Tavares de Almeida: Provavelmente,
e o enfrentamento se dá tanto no Executivo quanto na Corte Suprema. Ter uma
pessoa com formação jurídica, tarimba política e coragem no STF é algo
importante no processo de defesa da democracia. Era importante ter Flávio Dino
em Brasília no 8 de Janeiro. Agora, do lado do Executivo, vai depender quem
será o seu substituto no Ministério da Justiça.
Valor: Em que medida o 8 de Janeiro marca o terceiro
mandato de Lula?
Tavares de Almeida: Não sei.

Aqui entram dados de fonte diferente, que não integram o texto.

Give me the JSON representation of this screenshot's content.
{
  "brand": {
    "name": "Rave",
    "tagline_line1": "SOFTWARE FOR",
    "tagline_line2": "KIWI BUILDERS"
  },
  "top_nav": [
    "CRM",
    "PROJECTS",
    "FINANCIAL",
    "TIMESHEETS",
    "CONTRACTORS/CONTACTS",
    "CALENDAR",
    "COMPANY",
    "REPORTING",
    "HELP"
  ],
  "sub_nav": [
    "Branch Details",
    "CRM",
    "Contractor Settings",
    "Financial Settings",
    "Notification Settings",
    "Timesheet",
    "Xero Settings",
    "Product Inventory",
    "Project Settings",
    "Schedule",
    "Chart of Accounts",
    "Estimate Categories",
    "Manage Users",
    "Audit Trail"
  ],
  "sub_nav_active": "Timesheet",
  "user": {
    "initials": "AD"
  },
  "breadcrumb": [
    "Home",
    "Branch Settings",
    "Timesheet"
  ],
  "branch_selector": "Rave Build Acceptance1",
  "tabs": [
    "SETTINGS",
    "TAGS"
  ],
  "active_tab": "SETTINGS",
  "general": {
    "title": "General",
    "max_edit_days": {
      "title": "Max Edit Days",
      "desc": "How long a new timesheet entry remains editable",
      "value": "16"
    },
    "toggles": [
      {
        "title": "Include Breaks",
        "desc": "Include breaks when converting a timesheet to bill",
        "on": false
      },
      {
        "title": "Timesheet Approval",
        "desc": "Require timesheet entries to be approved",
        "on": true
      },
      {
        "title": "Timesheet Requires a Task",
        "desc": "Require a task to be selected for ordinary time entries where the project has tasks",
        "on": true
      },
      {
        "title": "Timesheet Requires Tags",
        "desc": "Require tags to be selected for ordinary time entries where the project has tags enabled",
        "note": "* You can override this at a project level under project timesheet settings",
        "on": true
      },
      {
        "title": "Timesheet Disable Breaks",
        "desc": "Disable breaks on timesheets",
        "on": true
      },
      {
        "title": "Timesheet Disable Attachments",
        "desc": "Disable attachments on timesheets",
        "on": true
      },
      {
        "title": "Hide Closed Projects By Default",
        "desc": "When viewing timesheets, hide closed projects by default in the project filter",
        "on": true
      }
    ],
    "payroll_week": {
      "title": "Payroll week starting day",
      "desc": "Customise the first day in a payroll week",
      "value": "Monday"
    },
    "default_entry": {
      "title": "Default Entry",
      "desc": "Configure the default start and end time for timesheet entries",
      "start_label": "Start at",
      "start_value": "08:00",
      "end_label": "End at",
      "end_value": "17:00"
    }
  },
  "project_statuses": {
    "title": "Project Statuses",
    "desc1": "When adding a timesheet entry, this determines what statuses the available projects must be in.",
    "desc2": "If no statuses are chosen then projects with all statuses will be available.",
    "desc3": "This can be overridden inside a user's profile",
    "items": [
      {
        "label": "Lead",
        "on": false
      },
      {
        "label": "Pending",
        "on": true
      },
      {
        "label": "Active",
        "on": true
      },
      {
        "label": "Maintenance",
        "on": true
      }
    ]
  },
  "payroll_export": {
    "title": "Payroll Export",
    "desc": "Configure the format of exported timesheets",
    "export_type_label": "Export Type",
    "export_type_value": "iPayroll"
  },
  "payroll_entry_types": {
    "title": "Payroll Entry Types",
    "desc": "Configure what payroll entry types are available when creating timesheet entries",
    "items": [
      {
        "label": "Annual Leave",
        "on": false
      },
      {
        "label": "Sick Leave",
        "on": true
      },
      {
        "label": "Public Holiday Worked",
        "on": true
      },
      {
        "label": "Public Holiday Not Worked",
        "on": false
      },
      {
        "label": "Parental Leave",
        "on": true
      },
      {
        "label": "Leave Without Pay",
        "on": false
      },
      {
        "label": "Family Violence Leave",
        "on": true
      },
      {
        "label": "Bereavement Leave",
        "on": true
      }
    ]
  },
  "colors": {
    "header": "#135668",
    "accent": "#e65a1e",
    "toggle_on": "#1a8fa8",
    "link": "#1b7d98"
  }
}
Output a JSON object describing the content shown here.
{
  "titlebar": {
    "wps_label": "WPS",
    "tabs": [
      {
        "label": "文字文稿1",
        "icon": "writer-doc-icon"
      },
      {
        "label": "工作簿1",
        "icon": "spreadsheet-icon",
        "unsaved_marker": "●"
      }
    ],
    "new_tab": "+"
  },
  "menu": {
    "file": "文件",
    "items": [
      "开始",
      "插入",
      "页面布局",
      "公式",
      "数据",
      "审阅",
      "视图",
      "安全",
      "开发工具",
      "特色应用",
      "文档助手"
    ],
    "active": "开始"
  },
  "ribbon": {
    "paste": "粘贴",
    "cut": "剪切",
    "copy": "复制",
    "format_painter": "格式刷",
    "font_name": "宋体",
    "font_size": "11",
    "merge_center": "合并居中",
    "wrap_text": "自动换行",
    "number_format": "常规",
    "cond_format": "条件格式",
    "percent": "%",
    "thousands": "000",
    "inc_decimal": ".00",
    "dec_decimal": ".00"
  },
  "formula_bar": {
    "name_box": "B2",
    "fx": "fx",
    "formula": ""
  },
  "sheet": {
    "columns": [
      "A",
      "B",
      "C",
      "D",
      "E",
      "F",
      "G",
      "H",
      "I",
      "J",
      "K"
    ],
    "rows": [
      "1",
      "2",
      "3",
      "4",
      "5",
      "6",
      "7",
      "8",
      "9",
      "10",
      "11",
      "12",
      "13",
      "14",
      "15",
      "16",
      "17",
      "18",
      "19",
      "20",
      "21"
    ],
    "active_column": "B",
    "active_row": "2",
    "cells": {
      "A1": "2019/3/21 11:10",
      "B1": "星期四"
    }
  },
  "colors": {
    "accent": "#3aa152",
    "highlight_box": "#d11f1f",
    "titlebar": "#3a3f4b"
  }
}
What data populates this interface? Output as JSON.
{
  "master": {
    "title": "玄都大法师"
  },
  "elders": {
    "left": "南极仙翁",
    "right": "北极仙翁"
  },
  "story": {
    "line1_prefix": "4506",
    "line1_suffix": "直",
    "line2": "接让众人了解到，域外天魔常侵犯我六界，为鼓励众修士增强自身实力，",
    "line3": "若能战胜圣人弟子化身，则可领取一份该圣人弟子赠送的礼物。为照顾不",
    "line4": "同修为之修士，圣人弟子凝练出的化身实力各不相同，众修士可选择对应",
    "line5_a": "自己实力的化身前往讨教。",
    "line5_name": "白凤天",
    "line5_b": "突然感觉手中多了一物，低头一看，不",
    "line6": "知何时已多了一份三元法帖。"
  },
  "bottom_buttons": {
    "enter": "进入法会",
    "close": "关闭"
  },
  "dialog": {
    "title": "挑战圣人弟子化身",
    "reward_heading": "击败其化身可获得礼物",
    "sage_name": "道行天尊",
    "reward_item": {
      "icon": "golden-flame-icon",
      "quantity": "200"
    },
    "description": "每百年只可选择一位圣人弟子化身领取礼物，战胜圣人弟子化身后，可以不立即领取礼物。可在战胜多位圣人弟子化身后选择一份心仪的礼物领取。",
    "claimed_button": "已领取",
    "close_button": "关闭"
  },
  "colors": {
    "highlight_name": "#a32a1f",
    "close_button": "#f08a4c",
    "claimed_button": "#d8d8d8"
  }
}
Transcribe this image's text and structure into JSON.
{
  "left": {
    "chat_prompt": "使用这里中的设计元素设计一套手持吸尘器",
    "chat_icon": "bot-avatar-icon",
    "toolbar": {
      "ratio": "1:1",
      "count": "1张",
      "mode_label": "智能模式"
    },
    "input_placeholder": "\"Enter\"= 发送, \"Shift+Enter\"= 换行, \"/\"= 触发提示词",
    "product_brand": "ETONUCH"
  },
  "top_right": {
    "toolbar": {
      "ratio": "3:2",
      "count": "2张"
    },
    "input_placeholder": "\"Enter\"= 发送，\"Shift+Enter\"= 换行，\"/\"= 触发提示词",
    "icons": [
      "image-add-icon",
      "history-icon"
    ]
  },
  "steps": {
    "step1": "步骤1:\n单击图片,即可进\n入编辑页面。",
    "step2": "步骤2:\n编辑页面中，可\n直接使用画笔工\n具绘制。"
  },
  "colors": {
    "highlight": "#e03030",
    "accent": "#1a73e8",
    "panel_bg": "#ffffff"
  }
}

Só o
tempo poderá nos dizer.
Valor: O evento não fortaleceu um governo que se
iniciou frágil?
Tavares de Almeida: Não sei como
medir uma coisa dessa. Sei que o governo respondeu bem. Sem dúvida, enfraqueceu
o adversário. Eles entraram numa coisa violenta e perderam. Se fortaleceu o
governo, não sei.
Valor: Os militares tiveram um papel central no 8 de
Janeiro e terminaram o ano envolvidos numa nova GLO na segurança pública - que
o presidente Lula inicialmente era contra. Houve uma acomodação das Forças
Armadas no governo, que evita certas pautas para não criar “indisposição”. Era
o que poderíamos esperar, levando em conta o histórico brasileiro e do
presidente Lula?
Tavares de Almeida: Os governos petistas anteriores recorreram a GLOs, não é novidade. Minha impressão é que o governo ainda não sabe o que fazer na área de segurança pública, não tem objetivos claros, políticas definidas e clareza sobre os instrumentos à disposição. A última GLO é resultado dessa falta de clareza sobre o que fazer em uma questão tão sensível. Não tenho informação que me permita afirmar por que o governo vem evitando pautas como o restabelecimento da Comissão de Mortos e Desaparecidos. Faço parte de uma comissão de defesa do direitos humanos, a Comissão Arns, que batalha pela recriação da comissão como uma questão de justiça, ajuste de contas com o passado e reparação. Mas penso que essa não é uma questão que mobilize e sensibilize uma parcela importante da sociedade, quatro décadas depois do fim do regime militar. Entendo que um governo empenhado em reconstruir, em desradicalizar, em buscar convergências sobre questões do presente, procure evitar temas que dividem as opiniões não só entre militares e civis, mas entre esses últimos também.